In our recent interactions, we also haven’t seen this high of a level of shareholder involvement in deep-value micro-caps over the last decade.

The aggregate statistics seem to agree. The number of Japan activist funds has increasedquite dramatically over the last decade, and a record for shareholder proposals was just set during this year’s annual general meetings. Additionally, many of the largest global active management firms (e.g., Citadel, Point72, and of course Buffett) have been rushing to establish or boost their presence in and exposure to Tokyo this year.

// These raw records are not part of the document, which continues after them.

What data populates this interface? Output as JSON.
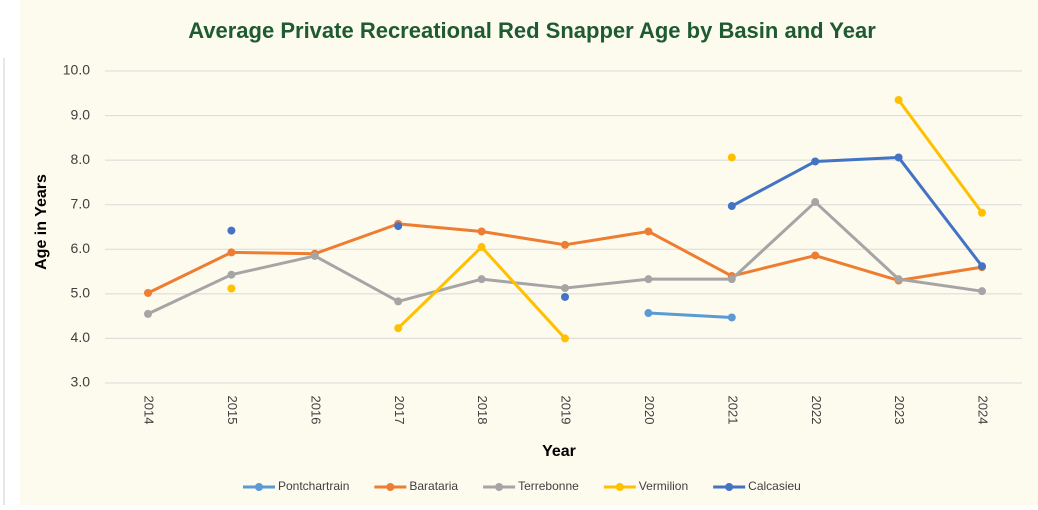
{
  "chart_data": {
    "type": "line",
    "title": "Average Private Recreational Red Snapper Age by Basin and Year",
    "x_label": "Year",
    "y_label": "Age in Years",
    "categories": [
      "2014",
      "2015",
      "2016",
      "2017",
      "2018",
      "2019",
      "2020",
      "2021",
      "2022",
      "2023",
      "2024"
    ],
    "ylim": [
      3,
      10
    ],
    "yticks": [
      {
        "value": 3,
        "label": "3.0"
      },
      {
        "value": 4,
        "label": "4.0"
      },
      {
        "value": 5,
        "label": "5.0"
      },
      {
        "value": 6,
        "label": "6.0"
      },
      {
        "value": 7,
        "label": "7.0"
      },
      {
        "value": 8,
        "label": "8.0"
      },
      {
        "value": 9,
        "label": "9.0"
      },
      {
        "value": 10,
        "label": "10.0"
      }
    ],
    "grid": true,
    "legend": "bottom",
    "series": [
      {
        "name": "Pontchartrain",
        "color": "#5b9bd5",
        "values": [
          null,
          null,
          null,
          null,
          null,
          null,
          4.57,
          4.47,
          null,
          null,
          null
        ]
      },
      {
        "name": "Barataria",
        "color": "#ed7d31",
        "values": [
          5.02,
          5.93,
          5.9,
          6.57,
          6.4,
          6.1,
          6.4,
          5.4,
          5.86,
          5.3,
          5.6
        ]
      },
      {
        "name": "Terrebonne",
        "color": "#a5a5a5",
        "values": [
          4.55,
          5.43,
          5.85,
          4.83,
          5.33,
          5.13,
          5.33,
          5.33,
          7.06,
          5.33,
          5.06
        ]
      },
      {
        "name": "Vermilion",
        "color": "#ffc000",
        "values": [
          null,
          5.12,
          null,
          4.23,
          6.05,
          4.0,
          null,
          8.06,
          null,
          9.35,
          6.82
        ]
      },
      {
        "name": "Calcasieu",
        "color": "#4472c4",
        "values": [
          null,
          6.42,
          null,
          6.52,
          null,
          4.93,
          null,
          6.97,
          7.97,
          8.06,
          5.62
        ]
      }
    ]
  }
}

Given these developments, we might expect to see a bit more arbitrage and repricing in the developed world’s most passive and passed-over market. 

On the corporate front, buybacks are set to hit a second consecutive record-setting year in Japan, and dividend yields in deep-value Japanese stocks reached parity with the rest of the developed markets for the first time in 20 years this last year. With these developments already in the works, it’s not too surprising to see global asset allocators run out of tangible reasons for the continued dramatic underweight on Japanese equities.